Cambios en el gabinete
Por ahora se fue Jaime, pero
después le tocaría a Moreno
De la redacción de El Litoral
politica@ellitoral.com
CMI/DyN/Télam
La Casa de Gobierno fue en las últimas horas el centro de insistentes versiones sobre nuevas renuncias en el equipo de la presidenta Cristina Fernández, aunque el único cambio confirmado fue la designación de Juan Pablo Schiavi como secretario de Transporte, en reemplazo del cuestionado Ricardo Jaime. En tanto, el titular de Comercio Interior, Guillermo Moreno, también mencionado como uno de los posibles renunciantes, fue confirmado por ahora en el cargo.
De esta manera, Jaime se transformó en la segunda salida del gabinete nacional luego de la renuncia, el mismo lunes posterior a las elecciones, de Graciela Ocaña como ministra de Salud. Tanto Moreno como el ministro de Economía, Carlos Fernández, a quien los trascendidos habían incluido entre los que podían abandonar el gobierno, estuvieron presentes en el acto de juramento del flamante titular de Salud, Juan Luis Manzur, pero fue notoria la ausencia de Jaime.
Aunque en la Casa Rosada hubo silencio con respecto a su renuncia, el propio ex funcionario uno de los más cuestionados y denunciados judicialmente del Gobierno nacional- confirmó que había presentado su dimisión en forma indeclinable “por razones personales” y ratificó su compromiso con el proyecto kirchnerista: “He cumplido una etapa y ratifico plenamente mi pertenencia, mi lealtad, mi compromiso y mis convicciones con el proyecto que lleva adelante desde el punto de vista político e institucional, la compañera presidenta y el compañero Néstor Kirchner” dijo a la agencia oficial Télam.
Además, anticipó que trabajará “fuertemente por el peronismo” en la provincia de Córdoba junto al ex candidato a senador del Frente Para la Victoria Eduardo Acastello: “No necesito ocupar un cargo para trabajar en este proyecto”, aseguró.
Lecturas y señales
Fuentes del gobierno señalaron que Jaime presentó su renuncia este lunes, tras realizar una lectura política de los resultados de las elecciones legislativas, entre ellos el fracaso sufrido por Accastello en la provincia, un candidato a quien había apoyado y terminó ocupando el cuarto lugar.
Por eso se negaron a relacionar su salida con el pedido público que realizaron en las últimas horas tanto el vicepresidente Julio Cobos, como el cineasta Pino Solanas, quienes reclamaron cambios en el Gabinete nacional, hasta con nombre y apellido en el caso del flamante diputado electo de Proyecto Sur.
No obstante, algunas versiones señalaban anoche que el desplazamiento de Jaime y las eventuales movidas que pudieran sucederle fueron impuestas por la presidenta Cristina Fernández y constituirían una señal de “mayor libertad e independencia” en relación a Néstor Kirchner. Algunas fuentes aseguraron inclusive que el martes el funcionario cordobés había estado reunido con el ex presidente en la quinta de Olivos.
Los cambios no alcanzarían, sin embargo, al ministro de Planificación Julio De Vido quien, según trascendió, también el lunes habría puesto su renuncia a disposición de la presidenta, pero ésta le habría pedido que permaneciera en el gobierno.

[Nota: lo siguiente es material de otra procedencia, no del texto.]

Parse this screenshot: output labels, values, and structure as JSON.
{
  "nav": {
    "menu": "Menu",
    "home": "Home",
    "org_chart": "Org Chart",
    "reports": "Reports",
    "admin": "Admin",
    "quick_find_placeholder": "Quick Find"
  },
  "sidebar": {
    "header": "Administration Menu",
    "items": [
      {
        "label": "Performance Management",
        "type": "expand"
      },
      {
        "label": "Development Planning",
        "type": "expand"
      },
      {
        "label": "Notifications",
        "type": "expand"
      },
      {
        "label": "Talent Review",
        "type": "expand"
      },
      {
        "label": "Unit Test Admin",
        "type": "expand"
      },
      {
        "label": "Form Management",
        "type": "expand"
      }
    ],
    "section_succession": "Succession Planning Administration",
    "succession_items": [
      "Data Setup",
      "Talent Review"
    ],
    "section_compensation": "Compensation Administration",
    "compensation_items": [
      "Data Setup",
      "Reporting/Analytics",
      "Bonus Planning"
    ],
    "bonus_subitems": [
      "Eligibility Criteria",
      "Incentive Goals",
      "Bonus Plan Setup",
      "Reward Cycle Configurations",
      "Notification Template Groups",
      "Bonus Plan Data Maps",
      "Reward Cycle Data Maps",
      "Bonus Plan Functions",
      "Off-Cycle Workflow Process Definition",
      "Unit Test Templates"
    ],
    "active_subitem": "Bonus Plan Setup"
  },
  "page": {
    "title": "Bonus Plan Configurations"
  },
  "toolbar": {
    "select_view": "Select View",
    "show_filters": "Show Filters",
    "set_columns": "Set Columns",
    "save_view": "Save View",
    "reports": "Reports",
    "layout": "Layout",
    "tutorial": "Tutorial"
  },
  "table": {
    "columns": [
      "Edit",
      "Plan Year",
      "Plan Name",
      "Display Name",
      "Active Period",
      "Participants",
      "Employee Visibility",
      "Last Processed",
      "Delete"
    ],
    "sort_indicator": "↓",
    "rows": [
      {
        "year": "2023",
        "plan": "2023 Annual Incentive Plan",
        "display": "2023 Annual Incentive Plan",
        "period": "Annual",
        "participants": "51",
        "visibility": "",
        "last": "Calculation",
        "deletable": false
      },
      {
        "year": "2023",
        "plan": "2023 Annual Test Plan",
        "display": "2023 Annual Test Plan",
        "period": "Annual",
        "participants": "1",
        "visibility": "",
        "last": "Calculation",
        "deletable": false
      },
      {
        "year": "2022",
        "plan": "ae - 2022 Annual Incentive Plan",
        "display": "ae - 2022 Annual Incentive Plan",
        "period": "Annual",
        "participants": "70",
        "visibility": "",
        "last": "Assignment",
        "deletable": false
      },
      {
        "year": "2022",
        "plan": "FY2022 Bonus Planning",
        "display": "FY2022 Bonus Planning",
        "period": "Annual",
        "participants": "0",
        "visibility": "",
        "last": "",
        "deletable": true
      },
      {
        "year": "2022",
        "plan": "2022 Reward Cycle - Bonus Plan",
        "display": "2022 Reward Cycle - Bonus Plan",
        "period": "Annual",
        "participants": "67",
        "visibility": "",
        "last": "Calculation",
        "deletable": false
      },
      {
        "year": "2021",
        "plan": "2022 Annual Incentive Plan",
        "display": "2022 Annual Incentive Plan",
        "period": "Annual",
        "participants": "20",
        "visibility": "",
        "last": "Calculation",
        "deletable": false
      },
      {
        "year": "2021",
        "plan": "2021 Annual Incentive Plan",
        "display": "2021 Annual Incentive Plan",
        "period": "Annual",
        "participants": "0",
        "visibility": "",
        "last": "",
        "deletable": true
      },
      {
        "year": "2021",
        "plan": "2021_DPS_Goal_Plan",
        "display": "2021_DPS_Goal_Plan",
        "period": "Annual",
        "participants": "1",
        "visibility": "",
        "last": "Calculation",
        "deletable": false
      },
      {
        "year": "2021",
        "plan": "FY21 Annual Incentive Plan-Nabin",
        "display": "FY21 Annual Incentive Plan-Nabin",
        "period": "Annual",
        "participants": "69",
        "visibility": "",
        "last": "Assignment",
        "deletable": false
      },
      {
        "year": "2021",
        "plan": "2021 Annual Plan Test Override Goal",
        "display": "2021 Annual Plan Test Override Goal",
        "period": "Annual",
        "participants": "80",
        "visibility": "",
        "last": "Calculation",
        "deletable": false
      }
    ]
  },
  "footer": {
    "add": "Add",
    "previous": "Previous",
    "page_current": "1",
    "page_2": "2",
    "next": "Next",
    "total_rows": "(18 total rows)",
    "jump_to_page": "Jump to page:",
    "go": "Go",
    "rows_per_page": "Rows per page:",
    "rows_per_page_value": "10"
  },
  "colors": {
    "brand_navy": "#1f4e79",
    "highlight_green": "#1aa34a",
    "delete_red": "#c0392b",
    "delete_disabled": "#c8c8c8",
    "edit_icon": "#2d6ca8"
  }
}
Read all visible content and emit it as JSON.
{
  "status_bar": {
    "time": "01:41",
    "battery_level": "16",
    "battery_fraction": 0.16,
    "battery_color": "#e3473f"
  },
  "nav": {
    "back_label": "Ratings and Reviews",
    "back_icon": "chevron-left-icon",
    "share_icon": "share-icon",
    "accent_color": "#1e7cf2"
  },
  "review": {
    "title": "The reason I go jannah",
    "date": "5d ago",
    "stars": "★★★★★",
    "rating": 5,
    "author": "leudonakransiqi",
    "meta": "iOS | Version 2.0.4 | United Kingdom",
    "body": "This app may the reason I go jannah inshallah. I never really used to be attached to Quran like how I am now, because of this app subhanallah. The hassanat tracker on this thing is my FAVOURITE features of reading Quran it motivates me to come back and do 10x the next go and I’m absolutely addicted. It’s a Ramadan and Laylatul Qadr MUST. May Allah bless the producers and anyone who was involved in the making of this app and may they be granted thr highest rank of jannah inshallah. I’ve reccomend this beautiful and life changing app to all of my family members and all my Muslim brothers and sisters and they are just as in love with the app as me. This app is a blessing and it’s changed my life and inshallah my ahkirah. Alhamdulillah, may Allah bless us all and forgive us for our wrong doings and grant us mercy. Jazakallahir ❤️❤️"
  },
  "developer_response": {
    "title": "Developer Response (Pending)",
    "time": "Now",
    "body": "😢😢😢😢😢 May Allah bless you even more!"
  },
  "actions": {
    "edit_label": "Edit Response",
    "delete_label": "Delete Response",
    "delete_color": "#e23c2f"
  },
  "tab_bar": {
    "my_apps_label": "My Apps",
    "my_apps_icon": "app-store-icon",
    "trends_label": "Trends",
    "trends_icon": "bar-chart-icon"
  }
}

Cerca de Jaime se mencionó que los motivos “personales” alegados en la renuncia no son otros que un enfriamiento de la relación con la presidenta, a partir de las denuncias realizadas por algunos medios sobre el uso de un avión de una empresa que debía ser controlada por su dependencia, para realizar viajes privados gratis.
La oposición reaccionó satisfactoriamente ante la dimisión del ex secretario de Transporte, pero desde la Coalición Cívica se advirtió que hoy mismo presentarían ante la Justicia un pedido para que se le prohíba la salida del país a raíz de las denuncias que existen en su contra por presuntas irregularidades cometidas durante su gestión.